Dimensions: Sheet: 2 5/8 × 1 7/16 in. (6.6 × 3.7 cm)
Copyright: Public Domain
Curator: Well, this is… evocative. There’s a real sense of performativity here. Editor: That’s right. What we’re looking at is "Card Number 118, Carrie Duke, from the Actors and Actresses series (N145-2) issued by Duke Sons & Co. to promote Cross Cut Cigarettes,” dating from the 1880s. These cards, small prints, were included in cigarette packs. Curator: So, immediate context—tobacco. Consumerism. These small cards as instruments for product endorsement and social currency. We see the industrialization of leisure through commodities. Editor: Exactly. The company, W. Duke, Sons & Co., heavily relied on new technologies for mass production and distribution. Think about the labor involved: from tobacco fields to printing presses. This is all carefully crafted to create a specific image, which has less to do with Duke herself and more with marketing a lifestyle. Curator: And Carrie Duke…she embodies idealized feminine beauty of the time, simultaneously conforming to and performing against constraints of Victorian society. Notice the costuming, simultaneously suggestive and restricted. Editor: Her agency, or lack thereof, becomes interesting. Who *was* she beyond being a model for this company's product, or if we think about "performance" from labor studies… What does this sort of advertisement work mean for the actress/model, Duke, or the female workforce overall in this era? Curator: Absolutely. Her carefully crafted gaze suggests knowingness. Is she empowered or merely an objectified pawn in the marketplace of desires? She is holding a very obvious prop across her legs: is there something subversive occurring or simply a symbol of available power?
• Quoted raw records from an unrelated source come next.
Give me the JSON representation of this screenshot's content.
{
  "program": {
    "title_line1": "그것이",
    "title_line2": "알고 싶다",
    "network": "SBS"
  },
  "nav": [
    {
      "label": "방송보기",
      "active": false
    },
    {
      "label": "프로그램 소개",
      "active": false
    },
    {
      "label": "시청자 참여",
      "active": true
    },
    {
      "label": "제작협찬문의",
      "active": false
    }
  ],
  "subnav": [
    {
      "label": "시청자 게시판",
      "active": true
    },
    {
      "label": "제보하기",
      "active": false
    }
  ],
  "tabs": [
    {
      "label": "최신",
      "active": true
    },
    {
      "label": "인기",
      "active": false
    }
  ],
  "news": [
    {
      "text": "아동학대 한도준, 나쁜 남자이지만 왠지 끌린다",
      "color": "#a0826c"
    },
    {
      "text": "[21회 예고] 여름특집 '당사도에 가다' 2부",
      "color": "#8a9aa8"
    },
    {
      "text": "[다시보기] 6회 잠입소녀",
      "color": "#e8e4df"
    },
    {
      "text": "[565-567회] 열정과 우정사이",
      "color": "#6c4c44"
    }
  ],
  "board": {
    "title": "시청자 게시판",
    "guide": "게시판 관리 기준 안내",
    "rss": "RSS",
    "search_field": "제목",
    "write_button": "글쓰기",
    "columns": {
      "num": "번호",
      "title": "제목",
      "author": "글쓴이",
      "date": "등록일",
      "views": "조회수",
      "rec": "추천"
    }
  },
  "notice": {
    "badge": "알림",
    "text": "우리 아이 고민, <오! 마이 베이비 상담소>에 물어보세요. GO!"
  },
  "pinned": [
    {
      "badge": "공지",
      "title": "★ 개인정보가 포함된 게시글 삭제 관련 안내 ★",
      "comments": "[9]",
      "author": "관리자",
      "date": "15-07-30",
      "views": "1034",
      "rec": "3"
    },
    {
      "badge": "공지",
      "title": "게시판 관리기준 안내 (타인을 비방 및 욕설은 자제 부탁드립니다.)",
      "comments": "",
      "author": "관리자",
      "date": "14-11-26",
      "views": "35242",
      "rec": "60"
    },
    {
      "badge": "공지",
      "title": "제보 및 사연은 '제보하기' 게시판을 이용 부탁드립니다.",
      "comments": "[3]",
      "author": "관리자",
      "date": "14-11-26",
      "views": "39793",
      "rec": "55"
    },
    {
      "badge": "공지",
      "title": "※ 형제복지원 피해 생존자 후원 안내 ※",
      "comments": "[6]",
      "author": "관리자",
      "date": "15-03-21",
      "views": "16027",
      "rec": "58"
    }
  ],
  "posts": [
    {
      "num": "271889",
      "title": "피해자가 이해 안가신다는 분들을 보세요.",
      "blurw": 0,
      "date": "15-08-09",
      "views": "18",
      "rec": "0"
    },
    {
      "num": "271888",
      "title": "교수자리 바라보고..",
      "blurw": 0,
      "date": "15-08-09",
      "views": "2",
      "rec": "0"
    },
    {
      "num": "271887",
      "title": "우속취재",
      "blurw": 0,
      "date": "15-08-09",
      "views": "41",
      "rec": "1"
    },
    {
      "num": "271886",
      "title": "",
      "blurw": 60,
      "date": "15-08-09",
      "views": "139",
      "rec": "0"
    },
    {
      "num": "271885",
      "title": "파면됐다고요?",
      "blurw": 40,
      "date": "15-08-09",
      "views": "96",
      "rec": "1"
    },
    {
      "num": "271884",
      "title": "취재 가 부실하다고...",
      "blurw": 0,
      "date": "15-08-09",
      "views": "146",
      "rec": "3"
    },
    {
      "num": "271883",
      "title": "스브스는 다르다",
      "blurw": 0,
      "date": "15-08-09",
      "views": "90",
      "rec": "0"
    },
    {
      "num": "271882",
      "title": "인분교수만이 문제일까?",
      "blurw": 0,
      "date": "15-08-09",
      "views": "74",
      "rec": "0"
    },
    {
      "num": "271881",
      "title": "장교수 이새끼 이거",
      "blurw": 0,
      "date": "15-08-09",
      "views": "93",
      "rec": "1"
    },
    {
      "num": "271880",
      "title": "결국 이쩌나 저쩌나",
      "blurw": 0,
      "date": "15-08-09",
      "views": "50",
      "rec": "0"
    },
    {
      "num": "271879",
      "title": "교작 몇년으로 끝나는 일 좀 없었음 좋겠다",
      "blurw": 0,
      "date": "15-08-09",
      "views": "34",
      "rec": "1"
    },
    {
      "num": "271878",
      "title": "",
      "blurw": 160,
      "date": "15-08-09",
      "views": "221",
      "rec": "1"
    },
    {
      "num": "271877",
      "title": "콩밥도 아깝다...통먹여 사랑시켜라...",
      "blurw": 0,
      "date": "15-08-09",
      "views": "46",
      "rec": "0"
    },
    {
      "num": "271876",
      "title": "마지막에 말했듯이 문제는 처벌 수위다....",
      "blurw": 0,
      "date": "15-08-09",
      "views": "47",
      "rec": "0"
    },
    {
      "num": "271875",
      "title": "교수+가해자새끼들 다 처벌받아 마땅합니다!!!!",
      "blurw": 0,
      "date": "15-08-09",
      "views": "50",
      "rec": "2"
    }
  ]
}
Editor: I think she represents a calculated strategy – the construction of the modern feminine identity as both commodity and consumer. The interplay of class, gender, and visual culture becomes particularly resonant. Curator: Examining it now, what is remarkable is how complex a relatively mundane mass-produced object can be. The card is more than just its face value: it functions as a window into 19th-century anxieties and aspirations. Editor: I agree. It asks us to think about the very making of cultural norms. A photograph like this—intended for fleeting enjoyment—ends up provoking lasting reflections about how we got here.